Is safe to run preemptible nodes that shuts down at 24 hours of running or less? (IP address assignment are dynamic and the same IP for a new node is not guarranteed)
Safe? Sure. But you'll never see any traffic to them. There is an excellent writeup on the way Tor vets new relays and exit nodes here: The lifecycle of a new relay
Essentially any new relay is "tested out" for 60+ days before it sees any real traffic. I can vouch that this is accurate as I've been running a Tor relay for about 2 years. You're unlikely to see any real traffic unless your nodes keep the same IDs each time they are restarted, and if your node cannot prove to be reliable it will likely be placed lower down in the food chain.

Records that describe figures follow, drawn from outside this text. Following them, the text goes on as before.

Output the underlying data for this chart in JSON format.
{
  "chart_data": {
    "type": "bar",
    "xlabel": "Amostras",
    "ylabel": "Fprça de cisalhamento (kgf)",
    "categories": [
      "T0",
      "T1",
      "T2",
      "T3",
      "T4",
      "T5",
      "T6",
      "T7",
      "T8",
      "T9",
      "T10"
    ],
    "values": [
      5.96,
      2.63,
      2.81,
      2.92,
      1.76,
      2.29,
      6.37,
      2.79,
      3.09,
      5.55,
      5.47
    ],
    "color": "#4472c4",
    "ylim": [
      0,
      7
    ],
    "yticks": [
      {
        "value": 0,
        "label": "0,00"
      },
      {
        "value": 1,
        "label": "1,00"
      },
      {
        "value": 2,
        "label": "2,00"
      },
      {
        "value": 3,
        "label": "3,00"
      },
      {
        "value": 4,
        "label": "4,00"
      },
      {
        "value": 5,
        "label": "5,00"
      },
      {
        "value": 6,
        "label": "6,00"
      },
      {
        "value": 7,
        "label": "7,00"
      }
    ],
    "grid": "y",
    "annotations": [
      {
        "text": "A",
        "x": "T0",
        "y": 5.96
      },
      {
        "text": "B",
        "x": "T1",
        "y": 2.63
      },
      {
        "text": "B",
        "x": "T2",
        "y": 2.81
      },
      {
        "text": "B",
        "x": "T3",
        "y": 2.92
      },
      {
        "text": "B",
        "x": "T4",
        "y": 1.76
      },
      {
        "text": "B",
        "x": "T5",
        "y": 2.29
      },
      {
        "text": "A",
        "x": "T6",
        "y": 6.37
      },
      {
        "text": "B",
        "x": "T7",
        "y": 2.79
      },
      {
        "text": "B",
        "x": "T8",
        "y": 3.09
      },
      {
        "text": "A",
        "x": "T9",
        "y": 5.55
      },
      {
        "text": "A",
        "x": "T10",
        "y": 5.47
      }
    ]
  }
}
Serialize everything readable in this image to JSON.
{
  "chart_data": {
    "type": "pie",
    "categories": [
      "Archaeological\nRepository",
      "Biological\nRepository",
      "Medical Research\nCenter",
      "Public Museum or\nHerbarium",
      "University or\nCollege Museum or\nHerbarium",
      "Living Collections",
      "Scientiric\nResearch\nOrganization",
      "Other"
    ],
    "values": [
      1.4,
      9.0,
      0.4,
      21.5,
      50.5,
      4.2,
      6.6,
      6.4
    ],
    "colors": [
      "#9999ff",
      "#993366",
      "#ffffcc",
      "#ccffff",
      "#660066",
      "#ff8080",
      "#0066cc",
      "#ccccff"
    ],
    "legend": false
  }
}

Additionally if the node goes offline for a long time, you may have to re-sit those waiting periods. My relay was offline for 3 months as I moved countries and I'm yet to see traffic return to what it used to be.
You can see what Tor believes about your relay by looking it up on their metrics page. For example, here is mine.
Are the g1-small VM specs enough to run a high performance node?
Tor's idea of high performance is different to the general internet at large. For example I am running mine on a pretty old Intel NUC with a pretty old Intel Celeron processor and a sad amount of RAM and it caps out at about 70Mbps - because that's all that OpenSSL can push through the CPU. 70Mbps is very large for a Tor relay (maybe not an exit node). I'd imagine even a basic semi-modern small VM would be able to outpace it.